Debugging
Parallel applications are difficult to debug. Depending on the kind of problem, the type of parallelism, some tools may provide a great help in the debugging process.
Summary
Name | MPI | OpenMP | Cuda | GUI | Step by step | Memory Debugging |
---|---|---|---|---|---|---|
Linaro-forge DDT | ✓ | ✓ | ✓ | ✓ | ✓ | ✓ |
GDB | ✓ | |||||
PDB | ✓ | |||||
Intel Inspector | ✓ | ✓ | ✓ | |||
Totalview | ✓ | ✓ | ✓ | ✓ | ✓ | ✓ |
Valgrind | ✓ | ✓ |
To display a list of all available debuggers use the search option of the module command:
$ module search debugger
Compiler flags
Common flags
To debug codes, you need to enable debug symbols. You get these symbols by compiling with the appropriate options:
-g
to generate debug symbols usable by most debugging and profiling tools.- or
-g3
to generate even more debugging information (available for GNU and Intel, C, C++ or Fortran compilers). - and optionally
-O0
to avoid code optimization (this is strongly recommended for first debug sessions).
Flags for Fortran
-traceback
with ifort or-fbacktrace
with gfortran: specifies that a backtrace should be produced if the program crashes, showing which functions or subroutines were being called when the error occurs.

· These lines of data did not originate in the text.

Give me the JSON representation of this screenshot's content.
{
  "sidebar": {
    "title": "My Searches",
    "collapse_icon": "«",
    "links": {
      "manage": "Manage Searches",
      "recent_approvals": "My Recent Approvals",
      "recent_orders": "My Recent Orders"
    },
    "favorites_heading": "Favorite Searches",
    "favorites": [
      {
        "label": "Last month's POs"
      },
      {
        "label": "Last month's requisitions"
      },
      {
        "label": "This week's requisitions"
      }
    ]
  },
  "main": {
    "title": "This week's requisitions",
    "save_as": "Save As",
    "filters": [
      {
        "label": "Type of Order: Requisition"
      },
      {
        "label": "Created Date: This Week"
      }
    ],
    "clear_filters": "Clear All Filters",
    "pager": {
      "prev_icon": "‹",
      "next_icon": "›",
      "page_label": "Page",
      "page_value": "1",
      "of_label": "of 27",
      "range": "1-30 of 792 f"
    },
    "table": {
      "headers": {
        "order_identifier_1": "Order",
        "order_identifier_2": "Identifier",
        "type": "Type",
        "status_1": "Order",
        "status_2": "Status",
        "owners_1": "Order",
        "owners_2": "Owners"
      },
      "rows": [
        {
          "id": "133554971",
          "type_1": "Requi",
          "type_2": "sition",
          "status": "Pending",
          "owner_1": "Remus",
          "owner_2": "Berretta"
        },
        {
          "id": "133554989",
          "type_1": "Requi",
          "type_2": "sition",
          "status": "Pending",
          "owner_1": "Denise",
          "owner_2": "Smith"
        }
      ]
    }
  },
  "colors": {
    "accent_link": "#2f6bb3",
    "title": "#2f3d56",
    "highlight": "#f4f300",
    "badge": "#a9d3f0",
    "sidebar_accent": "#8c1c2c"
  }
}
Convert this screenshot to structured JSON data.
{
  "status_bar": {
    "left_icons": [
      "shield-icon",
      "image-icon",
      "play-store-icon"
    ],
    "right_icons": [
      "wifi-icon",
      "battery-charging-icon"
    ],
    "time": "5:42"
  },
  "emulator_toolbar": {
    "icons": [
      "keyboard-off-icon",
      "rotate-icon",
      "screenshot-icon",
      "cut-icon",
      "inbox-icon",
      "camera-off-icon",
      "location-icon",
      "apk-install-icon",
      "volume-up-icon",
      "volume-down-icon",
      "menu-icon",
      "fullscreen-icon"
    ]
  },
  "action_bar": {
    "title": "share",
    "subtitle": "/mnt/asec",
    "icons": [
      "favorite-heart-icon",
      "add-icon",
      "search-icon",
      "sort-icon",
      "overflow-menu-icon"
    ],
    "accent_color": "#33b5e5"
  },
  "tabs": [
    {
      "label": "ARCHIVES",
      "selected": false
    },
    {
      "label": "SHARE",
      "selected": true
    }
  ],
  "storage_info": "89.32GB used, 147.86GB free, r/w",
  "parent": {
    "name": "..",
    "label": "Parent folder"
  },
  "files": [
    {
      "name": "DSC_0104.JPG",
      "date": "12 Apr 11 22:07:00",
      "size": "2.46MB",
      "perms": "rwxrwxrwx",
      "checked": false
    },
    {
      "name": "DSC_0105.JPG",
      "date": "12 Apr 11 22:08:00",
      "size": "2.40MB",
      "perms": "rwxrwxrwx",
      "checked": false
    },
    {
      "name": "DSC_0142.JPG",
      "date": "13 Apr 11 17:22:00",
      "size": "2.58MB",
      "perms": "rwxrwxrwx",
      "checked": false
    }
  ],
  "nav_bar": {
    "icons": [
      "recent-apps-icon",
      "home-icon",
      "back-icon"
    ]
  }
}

For example, when getting a segmentation fault in Fortran, you may get the following error message which is not very useful:
forrtl: severe (174): SIGSEGV, segmentation fault occurred
Image PC Routine Line Source
run_exe 000000010005EAC7 Unknown Unknown Unknown
run_exe 000000010005DDA9 Unknown Unknown Unknown
run_exe 00000001000009BC Unknown Unknown Unknown
run_exe 0000000100000954 Unknown Unknown Unknown
A code compiled with -fbacktrace
or -traceback
will give a more relevant output:
forrtl: severe (174): SIGSEGV, segmentation fault occurred
Image PC Routine Line Source
run_exe 000000010005EAC7 test_m_ 265 mod_test.f90
run_exe 000000010005DDA9 io_ 52 io.f90
run_exe 00000001000009BC setup_ 65 test_Setup.f90
run_exe 0000000100000954 main_ 110 launch.f90
-check bounds
with ifort or-fbounds-check
with gfortran: checks that an index is within the bounds of the array each time an array element is accessed. This option is expected to substantially slow down program execution but is a convenient way to track down bugs related to arrays. Without this flag, an illegal array access would produce either a subtle error that might not become apparent until much later in the program or will cause an immediate segmentation fault with poor information on the origin of the error.
Note
Be careful. Most of these compiler options will slow down your code performances.
GDB
GDB is the Gnu DeBugger. It is a lightweight simple serial debugger available on most systems.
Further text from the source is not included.